Cette révision des pensées philosophiques et historiques a permis de mettre en évidence trois (3) principaux paradigmes pour penser les rapports entre la société civile, le secteur privé et les pouvoirs publics:

a. La Société Civile cherche à contenir les actions de l'État

Ici la société civile se comprend comme l'espace des échanges et des relations entre les acteurs non-étatiques. C'est la sphère des acteurs privés qui s'opposent à la sphère publique. La société civile s'autorganisant et s'autorégulant réclame la non-intervention des pouvoirs publics dans la sphère privée. Par une séparation stricte entre les citoyens et le gouvernement, la société civile pose le marché des échanges et non le contrat politique comme le principal régulateur de la vie sociale. L'intérêt général résulte de la multiplicité des intérêts privés allant dans tous les sens possibles et non d'un État superpuissant qui possède toutes les solutions. Le rôle des pouvoirs publics se confine particulièrement dans l'assurance de l'ordre public, dans la garantie des droits de propriété et de la libre concurrence.

La société civile et le secteur privé revendiquent la responsabilisation de l'individu et de sa libre participation dans la construction du bien-être général. Pour faire valoir leurs pensées et défendre leurs intérêts, sans vouloir exercer directement le pouvoir politique, les membres de la

société civile et du secteur privé se regroupent en associations, forums, chambres de commerce, et coalitions fortement structurés qui interviennent le plus souvent avec force auprès des pouvoirs publics pour infléchir les politiques publiques. A côté de la primauté du privé sur le public, du marché libre sur le système politique, les néo-libéralistes défendent la marchandisation de toutes les activités humaines et la globalisation des marchés.

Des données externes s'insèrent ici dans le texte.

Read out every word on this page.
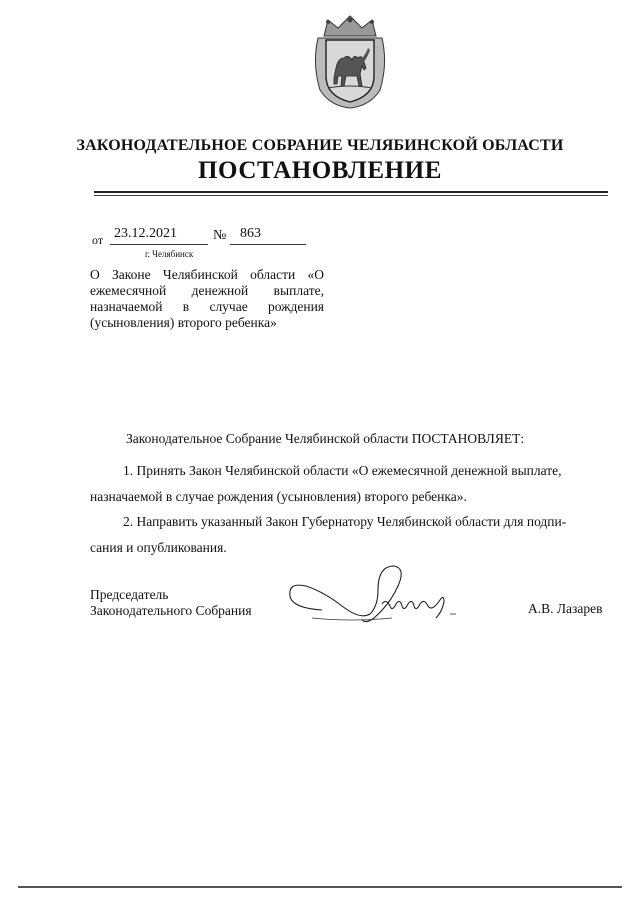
ЗАКОНОДАТЕЛЬНОЕ СОБРАНИЕ ЧЕЛЯБИНСКОЙ ОБЛАСТИ
ПОСТАНОВЛЕНИЕ
от 23.12.2021	№ 863
г. Челябинск
О Законе Челябинской области «О ежемесячной денежной выплате, назначаемой в случае рождения (усыновления) второго ребенка»
Законодательное Собрание Челябинской области ПОСТАНОВЛЯЕТ:
1. Принять Закон Челябинской области «О ежемесячной денежной выплате,
назначаемой в случае рождения (усыновления) второго ребенка».
2. Направить указанный Закон Губернатору Челябинской области для подпи-
сания и опубликования.
Председатель
Законодательного Собрания	А.В. Лазарев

b. La Société Civile construit des partenariats avec l'État

Devant le dépérissement de l'État, surtout sous le poids de la globalisation néolibéraliste, la société civile se pose comme un correctif au désengagement civique et à la désolidarisation citoyenne. Le démantèlement des communautés et la destruction des liens sociaux sont vus comme un effet direct du néolibéralisme économique et politique. La société civile se définit alors comme la sphère de la citoyenneté reconquise, des citoyens se concertant pour entrer en partenariat avec les pouvoirs publics afin de répondre aux besoins vitaux non satisfaits par l'État.

Les communautaristes définissent le `'bien commun» comme prioritaire aux intérêts privés et exigent que l'ensemble des valeurs traditionnellement partagées (des compétences communautaires) soient prises en compte dans la planification et la gestion de la chose publique.

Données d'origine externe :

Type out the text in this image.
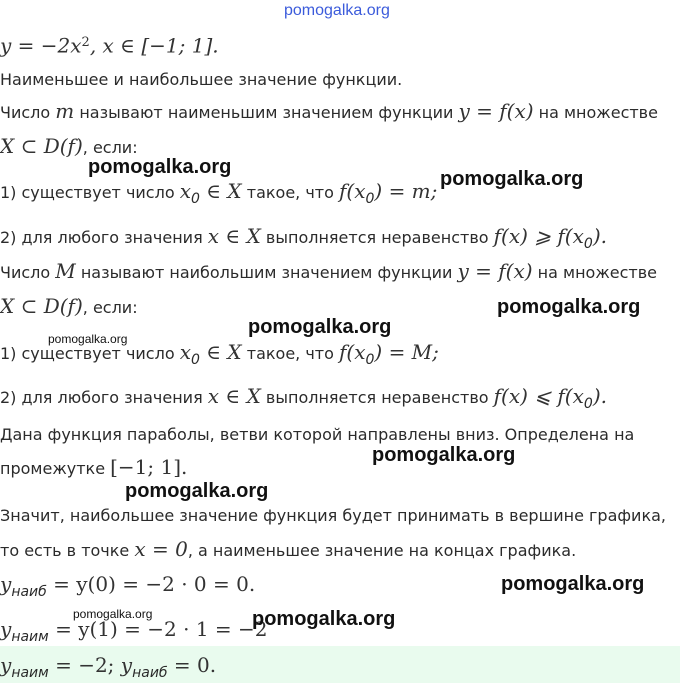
pomogalka.org
$y = -2x^2$, x ∈ [−1; 1].
Наименьшее и наибольшее значение функции.
Число m называют наименьшим значением функции y = f(x) на множестве
X ⊂ D(f), если:
1) существует число x0 ∈ X такое, что f(x0) = m;
2) для любого значения x ∈ X выполняется неравенство f(x) ⩾ f(x0).
Число M называют наибольшим значением функции y = f(x) на множестве
X ⊂ D(f), если:
1) существует число x0 ∈ X такое, что f(x0) = M;
2) для любого значения x ∈ X выполняется неравенство f(x) ⩽ f(x0).
Дана функция параболы, ветви которой направлены вниз. Определена на
промежутке [−1; 1].
Значит, наибольшее значение функция будет принимать в вершине графика,
то есть в точке x = 0, а наименьшее значение на концах графика.
yнаиб = y(0) = −2 · 0 = 0.
yнаим = y(1) = −2 · 1 = −2
yнаим = −2; yнаиб = 0.
pomogalka.org
pomogalka.org
pomogalka.org
pomogalka.org
pomogalka.org
pomogalka.org
pomogalka.org
pomogalka.org
pomogalka.org	pomogalka.org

Généralement, cette forme de société civile se manifeste à travers des associations, des organisations de base formées par des comités de quartiers ou des citoyens. Dans la majorité des cas, elles fonctionnent à but non lucratif. Les coûts et les risques sont souvent partagés par les membres qui tiennent les dirigeants responsables de la gestion des ressources.

c. La Société Civile s'élève contre la subjugation de l'État

Les tenants de ce courant de la société civile sont reconnus pour être des farouches opposants à la globalisation néolibéraliste. Ils jugent nécessaire de contrebalancer les appétits démesurés des acteurs néolibéralistes en instaurant un nouvel ordre mondial, un autre monde. La société civile devient une sphère d'équité et de solidarité où un ensemble d'acteurs (ou institutions) non

publics s'activent dans la lutte contre la domination des puissantes institutions internationales telles que FMI, BM, OIT qui oeuvrent pour un assujettissement des États faibles du monde aux idéologies néolibéliralistes. Celles-ci auraient pour visée une déconstruction de l'ordre globalitaire.

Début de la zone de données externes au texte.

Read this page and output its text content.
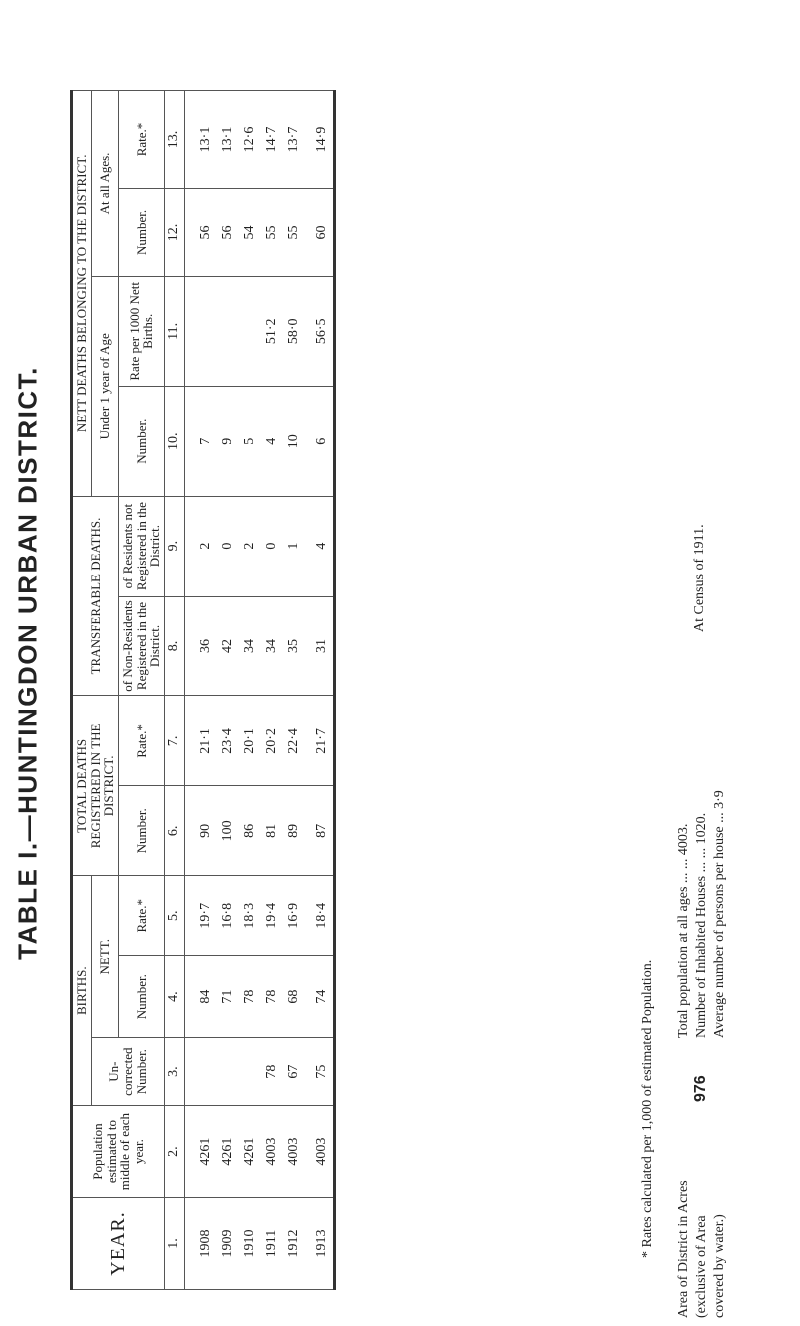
TABLE I.—HUNTINGDON URBAN DISTRICT.
YEAR.	Population estimated to middle of each year.	BIRTHS.			TOTAL DEATHS REGISTERED IN THE DISTRICT.		TRANSFERABLE DEATHS.		NETT DEATHS BELONGING TO THE DISTRICT.			
		Un-corrected Number.	NETT.						Under 1 year of Age		At all Ages.	
			Number.	Rate.*	Number.	Rate.*	of Non-Residents Registered in the District.	of Residents not Registered in the District.	Number.	Rate per 1000 Nett Births.	Number.	Rate.*
1.	2.	3.	4.	5.	6.	7.	8.	9.	10.	11.	12.	13.
1908	4261		84	19·7	90	21·1	36	2	7		56	13·1
1909	4261		71	16·8	100	23·4	42	0	9		56	13·1
1910	4261		78	18·3	86	20·1	34	2	5		54	12·6
1911	4003	78	78	19·4	81	20·2	34	0	4	51·2	55	14·7
1912	4003	67	68	16·9	89	22·4	35	1	10	58·0	55	13·7
1913	4003	75	74	18·4	87	21·7	31	4	6	56·5	60	14·9
* Rates calculated per 1,000 of estimated Population. Area of District in Acres (exclusive of Area covered by water.)
976
Total population at all ages ... ... 4003.
Number of Inhabited Houses ... ... 1020. Average number of persons per house ... 3·9
At Census of 1911.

A cet effet, les altermondialistes appellent a une résistance citoyenne tant au niveau local qu'au niveau international a l'affaiblissement des État-nations, a la déresponsabilisation des citoyens face a leur avenir. Des citoyens libres sont appelés a défendre l'appropriation du monde par quelques oligopoles et politiciens qui trafiquent les aliments, qui transforment l'eau et l'air en marchandises, etc. Des femmes et des hommes libres doivent renforcer les pouvoirs publics en aidant a résister a la privatisation et la marchandisation des biens publics vitaux.

La société civile dans ses fonctions aide a comprendre, a critiquer, a résister et surtout a construire un ordre alternatif a la globalisation néolibéraliste.

Tout compte fait, la décentralisation telle que pratiquée dans divers pays participe au renouvellement de la problématique sur la séparation des pouvoirs au sein de différents types d'État et sur le mode de gouvernance pour le développement. Dans les pays développés la décentralisation a aidé plusieurs États a ne pas s'effondrer. La dérégulation ou privatisation notamment a permis a certains États de respirer mieux en dépensant moins et en gagnant plus de recettes. Elle a permis aux secteurs autres que l'État d'exploiter leurs ressources a fonds, a entreprendre de manière autonome sans compter sur l'État providence pour faire accroitre les richesses. Même si les crises économiques ont été résolues sans égards a la justice ou a l'équité sociale, la décentralisation a prouvé que le centralisme d'État ne pouvait que mener le développement socioéconomique dans l'impasse.

Cependant, dans les pays en développement, la décentralisation comme contrainte de bonne gouvernance, devient donc source de conflits, de déstructuration ou de désolidarisation sociale. Au lieu de devenir un vecteur de développement a l'instar de ce qu'elle est dans certains pays développés, la décentralisation se conçoit comme un véritablement goulot d'étranglement

du fait qu'elle cherche davantage à répondre à des standards internationaux que de chercher à résoudre les problèmes internes rencontrés. Les États faibles - se trouvant dans l'obligation de transférer certaines de leurs compétences sous les conditionnalités des grands bailleurs- se font réticents à transférer les fonds et l'appui technique nécessaires dans le cadre de la décentralisation effective.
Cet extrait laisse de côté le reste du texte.